Skull Island is fucking terrible. It really is. Despite the money poured into it, and the the quality of the cinematography and the visual effects, there is almost nothing in it that fucking works in the slightest.
It's like someone hit Zack Snyder in the head with a large object, spun him in a circle 5 times, put a camera in his hand, and yelled in his year to go run at the imaginary monkey..
The most disappointing thing about Kong isn't that all those actors are completely wasted (Shea Whigham is the only one to register as a real character) it's that Vogt-Roberts seems to get off on taking most setups and swerving them into nothing. There are so many instances where the film builds to a payoff, and then completely fucks up that payoff. Maybe he thought he was being clever (?), I don't know. Maybe he was just dizzy from the rock to the head and the constant spinning and falling down that happened right before the AD called "action!"
But there is nothing satisfying about anything in the movie. Even Whigham's character, the flattest (and therefore most consistent) arc, manages to take a hard left turn into uselessness at the last second.

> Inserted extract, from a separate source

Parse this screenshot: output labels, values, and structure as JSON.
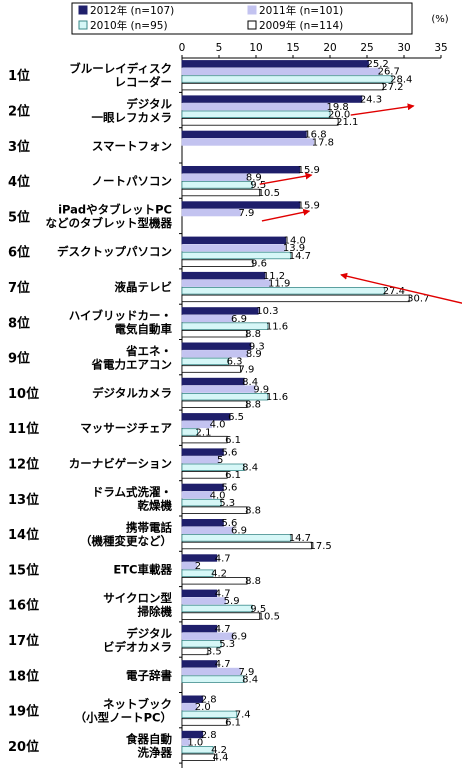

It's so inept that it can't stop itself from fucking up it's stupid post-credits scene. It can't even catch its own case of superhero herpes correctly.
If Skull Island was a person, it'd be an excitable bucktooth idiot with a cowlick and a full load of recycled meat in his drawers, excitedly trying to share the details of last night's football game and forgetting where he is every 3 minutes.
I hope Godzilla whips his fucking ass.